COLUMBUS - The organization representing most of Ohio's hospitals yesterday withdrew its opposition to a plan by the Bureau of Workers' Compensation to dramatically cut how much it pays for in-patient treatment of injured workers.
But the Ohio Hospital Association, representing 170 hospitals and health systems, asked the bureau to increase to 25 percent the amount it will pay for services above what federal Medicare pays. The current plan calls for 15 percent reimbursement above what Medicare pays.
There were no commitments from the bureau yesterday.
With the association dropping its active opposition, the bureau's rule change appears to be on the fast track for approval by a legislative panel, possibly as soon as Aug. 7, with the goal of having the lower rates in place as of Oct. 1.
The bureau's attempts to cut operating costs come as its conservative, postinvestment-scandal approach to investing has dramatically reduced its annual surplus, and as a proposed ballot initiative threatens to undo reductions in the benefits of some injured workers that were approved by the General Assembly earlier this year.
A study by the Service Employees International Union-District 1199 - representing about 27,000 health-care and social workers in Ohio, West Virginia, and Kentucky - claimed the bureau paid $543.6 million more between 1998 and 2004 than the actual cost of treatment as determined by Medicare.

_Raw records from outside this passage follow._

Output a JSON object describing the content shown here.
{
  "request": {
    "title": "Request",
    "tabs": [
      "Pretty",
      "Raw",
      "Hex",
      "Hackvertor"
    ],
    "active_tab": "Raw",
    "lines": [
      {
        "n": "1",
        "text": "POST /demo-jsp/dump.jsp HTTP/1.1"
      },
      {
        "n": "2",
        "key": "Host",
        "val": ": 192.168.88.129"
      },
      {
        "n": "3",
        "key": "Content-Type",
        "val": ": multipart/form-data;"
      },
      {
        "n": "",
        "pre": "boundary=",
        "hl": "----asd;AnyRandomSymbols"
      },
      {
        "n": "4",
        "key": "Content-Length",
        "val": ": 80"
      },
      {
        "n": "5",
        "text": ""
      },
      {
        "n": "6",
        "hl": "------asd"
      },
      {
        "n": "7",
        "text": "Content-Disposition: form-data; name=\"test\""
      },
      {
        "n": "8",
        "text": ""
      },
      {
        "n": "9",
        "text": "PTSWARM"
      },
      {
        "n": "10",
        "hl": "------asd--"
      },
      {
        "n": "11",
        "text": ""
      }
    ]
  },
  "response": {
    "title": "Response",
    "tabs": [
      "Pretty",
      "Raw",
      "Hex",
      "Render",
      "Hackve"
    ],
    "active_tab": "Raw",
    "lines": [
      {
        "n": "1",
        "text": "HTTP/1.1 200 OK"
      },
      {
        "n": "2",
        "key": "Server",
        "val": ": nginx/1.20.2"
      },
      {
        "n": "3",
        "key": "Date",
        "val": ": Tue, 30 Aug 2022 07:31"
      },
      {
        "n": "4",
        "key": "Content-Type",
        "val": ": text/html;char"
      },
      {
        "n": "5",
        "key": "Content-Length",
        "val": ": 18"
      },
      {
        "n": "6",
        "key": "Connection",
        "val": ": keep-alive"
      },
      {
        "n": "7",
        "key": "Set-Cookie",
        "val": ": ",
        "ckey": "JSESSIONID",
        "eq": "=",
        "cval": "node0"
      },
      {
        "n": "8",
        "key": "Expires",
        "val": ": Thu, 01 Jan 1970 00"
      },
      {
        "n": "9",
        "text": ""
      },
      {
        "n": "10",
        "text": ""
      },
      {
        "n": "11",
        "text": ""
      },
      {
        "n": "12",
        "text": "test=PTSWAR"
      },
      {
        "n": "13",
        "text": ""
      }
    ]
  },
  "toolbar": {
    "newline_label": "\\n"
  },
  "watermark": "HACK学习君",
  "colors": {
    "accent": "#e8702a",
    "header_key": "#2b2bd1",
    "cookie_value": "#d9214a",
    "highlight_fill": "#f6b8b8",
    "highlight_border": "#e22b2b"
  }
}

Through that time, the state-run, employer-financed insurance fund generally paid the bills as they were submitted by hospitals.
John Burant, the union's research director, told bureau attorneys during yesterday's public hearing the cuts would be "a drop in the bucket" in hospital profits that have been escalating in recent years.

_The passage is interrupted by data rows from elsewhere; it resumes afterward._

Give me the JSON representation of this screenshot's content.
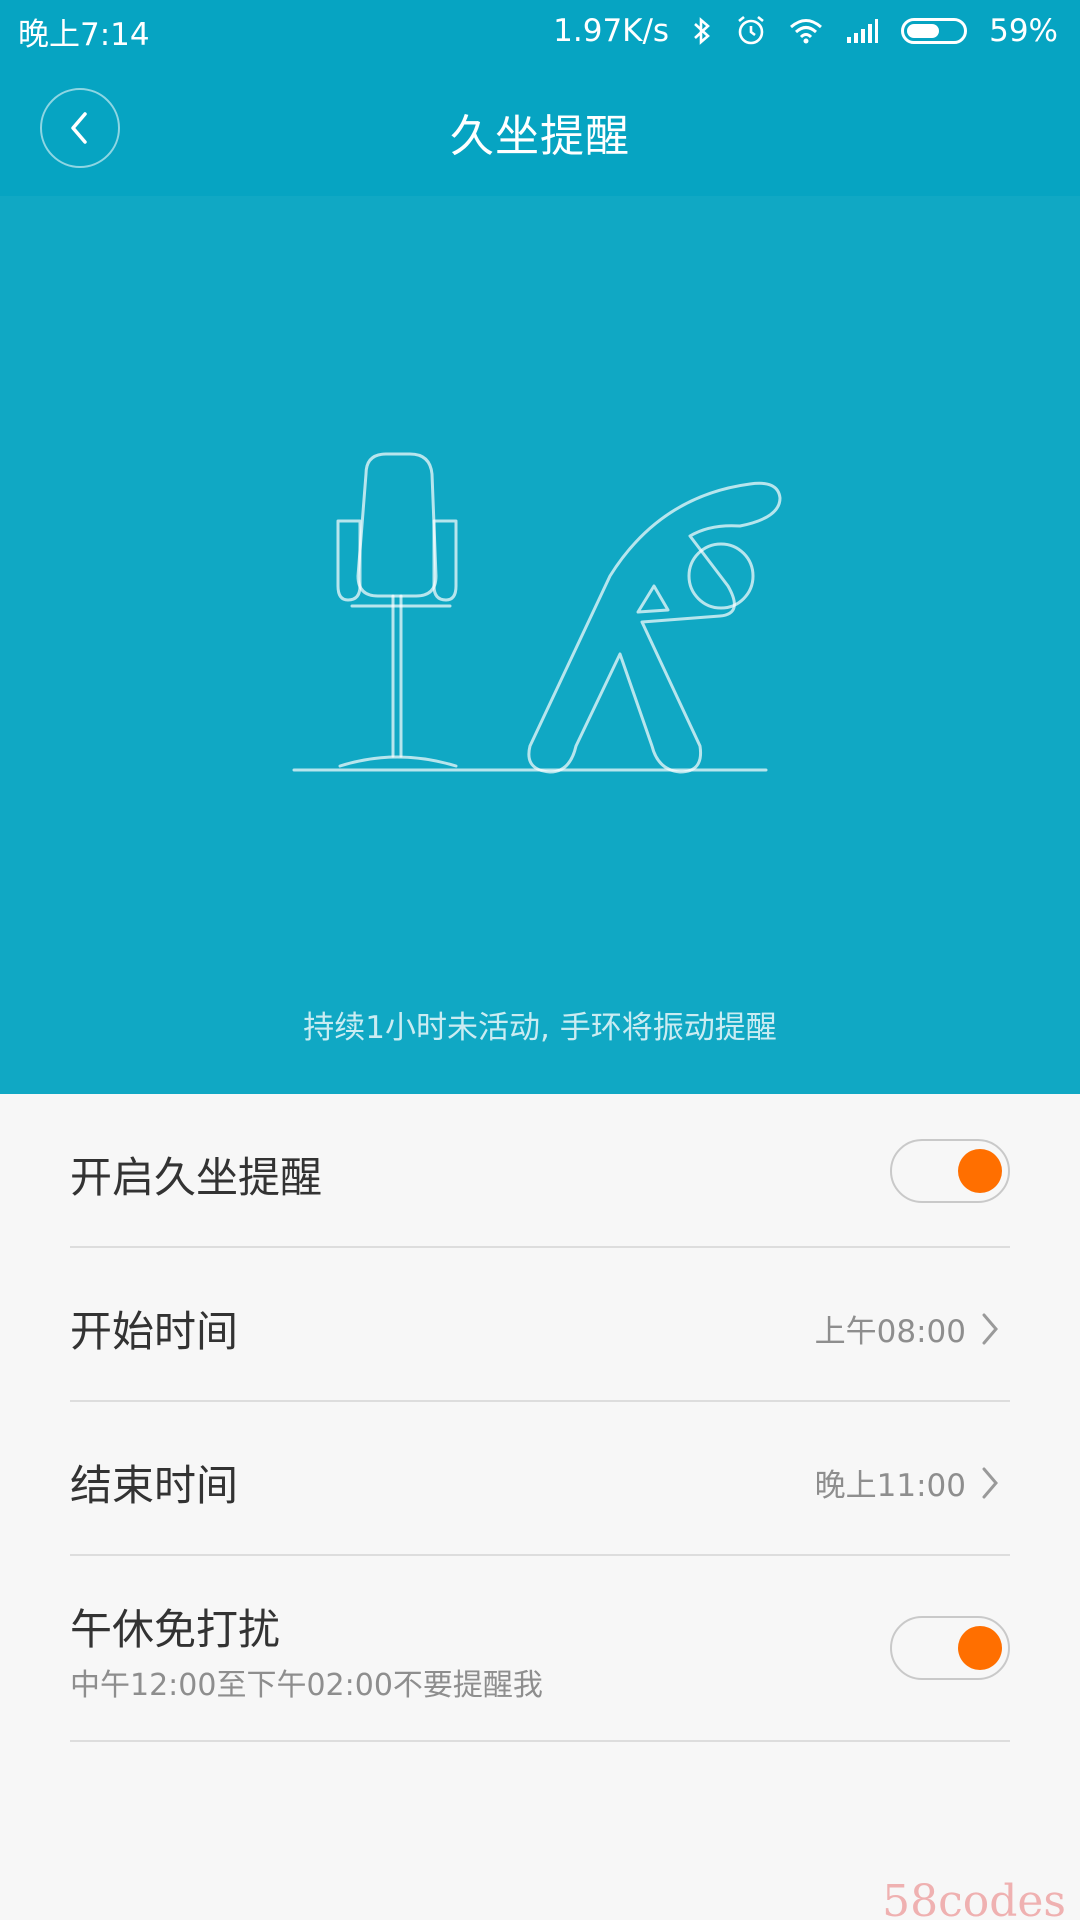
{
  "status_bar": {
    "time": "晚上7:14",
    "speed": "1.97K/s",
    "battery": "59%",
    "icons": [
      "bluetooth-icon",
      "alarm-icon",
      "wifi-icon",
      "signal-icon",
      "battery-icon"
    ]
  },
  "header": {
    "title": "久坐提醒",
    "back_icon": "chevron-left-icon"
  },
  "hero": {
    "illustration": "chair-and-stretching-person",
    "caption": "持续1小时未活动, 手环将振动提醒"
  },
  "settings": {
    "enable": {
      "label": "开启久坐提醒",
      "on": true
    },
    "start_time": {
      "label": "开始时间",
      "value": "上午08:00"
    },
    "end_time": {
      "label": "结束时间",
      "value": "晚上11:00"
    },
    "nap": {
      "label": "午休免打扰",
      "description": "中午12:00至下午02:00不要提醒我",
      "on": true
    }
  },
  "watermark": "58codes",
  "colors": {
    "header_bg": "#06a4c2",
    "hero_bg": "#10a8c4",
    "toggle_on": "#ff6f00",
    "background": "#f7f7f7"
  }
}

"The planned reduction in bureau payments is only $60 million per year, amounting to just 4 percent of the industry's profits," he said. "Given the large and growing profitability of Ohio's hospitals, there is no reason for the engines of our economy, which are small businesses and employees, to continue subsidizing additional hospital profits when the state desperately needs more good-paying jobs."
The association has been arguing that Medicare is not a fair representation of a hospital's costs in providing care.
"In 2004, Ohio hospitals lost more than 7 cents on every dollar it cost them to deliver care to Medicare patients, and indications are this negative Medicare margin has increased every year since," said Charles Cataline, the association's senior director for health policy.
"Some of our hospitals say they won't come out [ahead] at all, because this is very expensive care, and then there's the administrative costs they have to deal with on top of the reimbursement," he said. "Many of our hospitals say even at 15 [percent], they won't break even."